L’Umami nella cucina italiana: pomodori e Parmigiano

L’umami si trova in una varietà di alimenti tra cui carne, pesce e verdure. Ne sono ricchi i pomodori, tonno e sardine, carne di manzo, pollo e maiale, funghi, cipolle, piselli, asparagi, broccoli, rape. La componente umami degli alimenti aumenta poi a seguito di lavorazioni come la maturazione e la fermentazione, ossia nel Parmigiano Reggiano, nel prosciutto crudo e in condimenti come la salsa di soia o le salse di pesce – che infatti vengono proprio per rendere più buoni e appetibili i cibi su cui vengono utilizzati. Le ricette di tutto il mondo mostrano come la scoperta moderna dell’umami non sia altro che il riconoscimento scientifico di un sapere secolare che ha portato nel tempo a cucinare questi ingredienti, e le loro componenti di glutammato, inosinato e guanilato, mixandoli fra loro proprio per massimizzarne gli effetti gastronomici. Riso in bianco e soia, pasta in bianco e parmigiano, brodo di carne e dote di verdure…. le ricette anche italiane che sono buone perchè umami sono tantissime, risotto al pomodoro inclusa.
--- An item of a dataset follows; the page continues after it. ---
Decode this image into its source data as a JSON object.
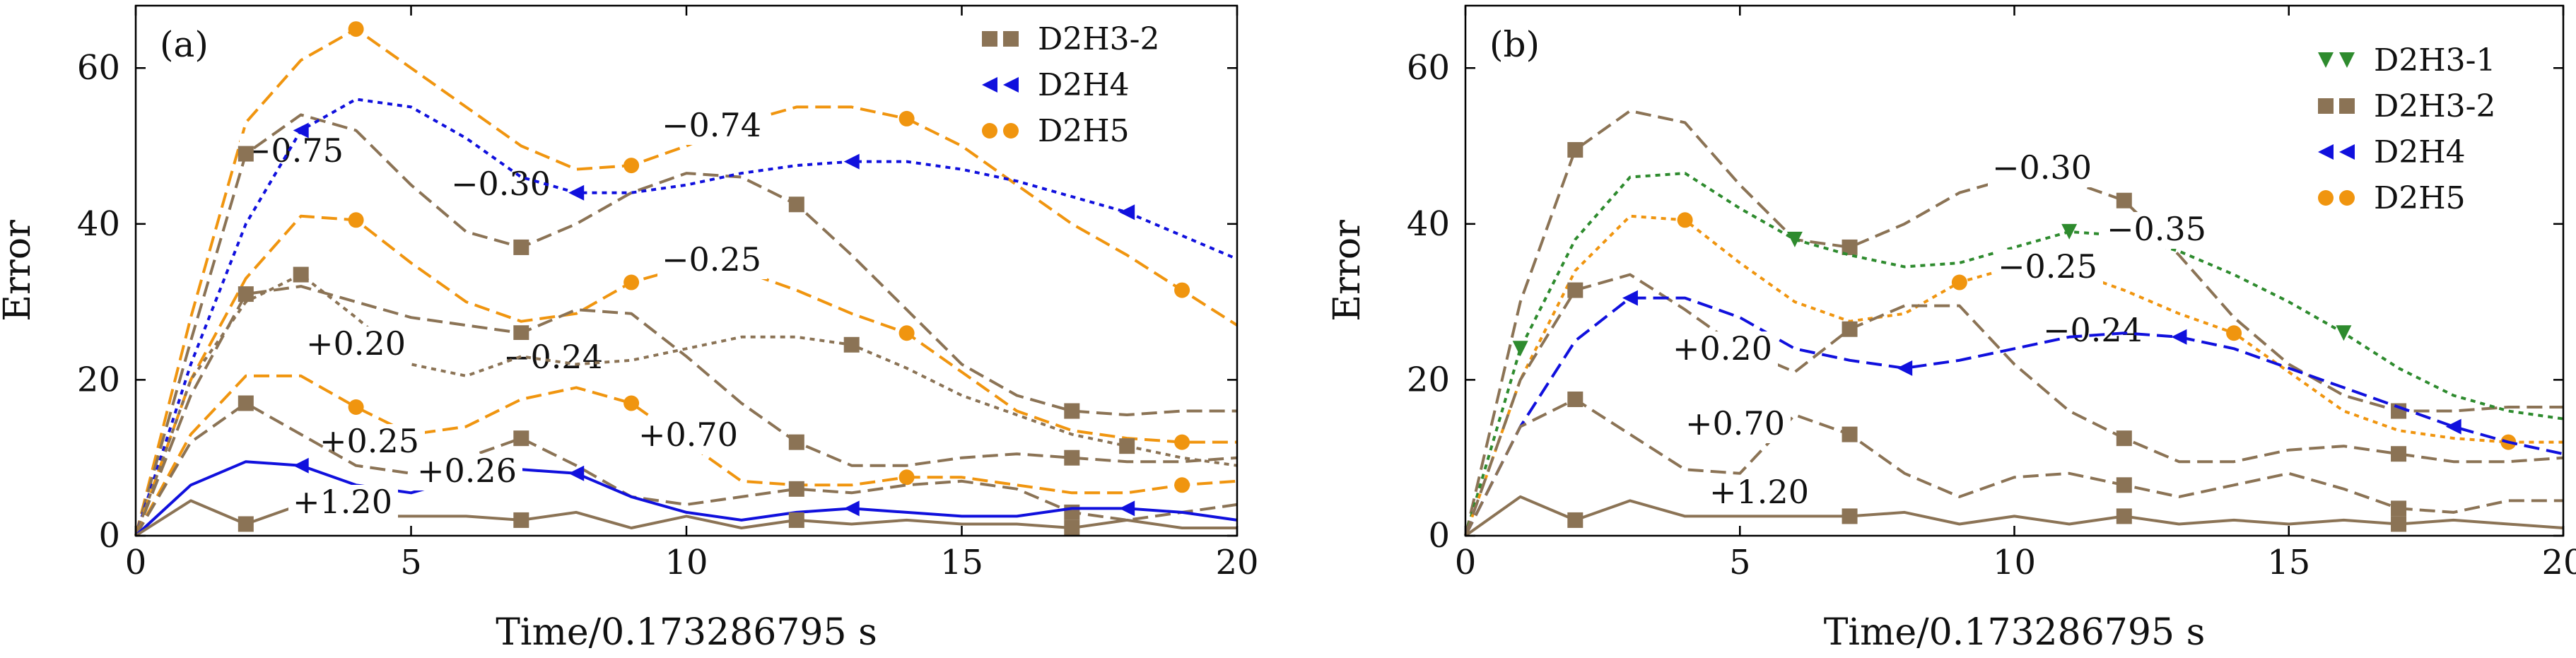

Umami come il glutammato: facciamo chiarezza

Il glutammato monosodico è uno degli ingredienti più studiati in campo alimentare, spiega il Consiglio europeo di informazione sull’alimentazione (EUFIC), veniva estratto da cibi ricchi di proteine naturali come le alghe marine e funghi, ma oggi è ottenuto da un processo di fermentazione industriale a partire da barbabietole da zucchero, canna da zucchero o melassa. Il glutammato monosodico (MSG), brevettato da Ikeda nel 1908, viene così utilizzato per intensificare il sapore e l’appetibilità degli alimenti senza rischi per la salute e ne può perfino abbassare il livello di sodio. In alcuni paesi viene utilizzato come condimento da tavola, in Occidente viene aggiunto agli alimenti salati preparati e trasformati e si trova etichetta sottoforma di sinonimi: vetsin, ajinomoto, glutammato monosodico, E621, glutammato di sodio, L-glutammato monosodico e acido glutammico monoidrato. Viene utilizzato per le sue proprietà gastronomiche ma anche perché contiene solo un terzo del sodio contenuto nel sale da tavola , e può essere quindi utilizzato in quantità minori. Nonostante un ristretto numero di persone dichiari di essere sensibile all’MSG, studi scientifici hanno messo in evidenza che non vi sarebbe alcun legame diretto tra tale sostanza e reazioni allergiche o intolleranze nell’uomo. La “sindrome del ristorante cinese” quindi, non esiste. Nessun allarme, come tutti gli alimenti, basta essere morigerati.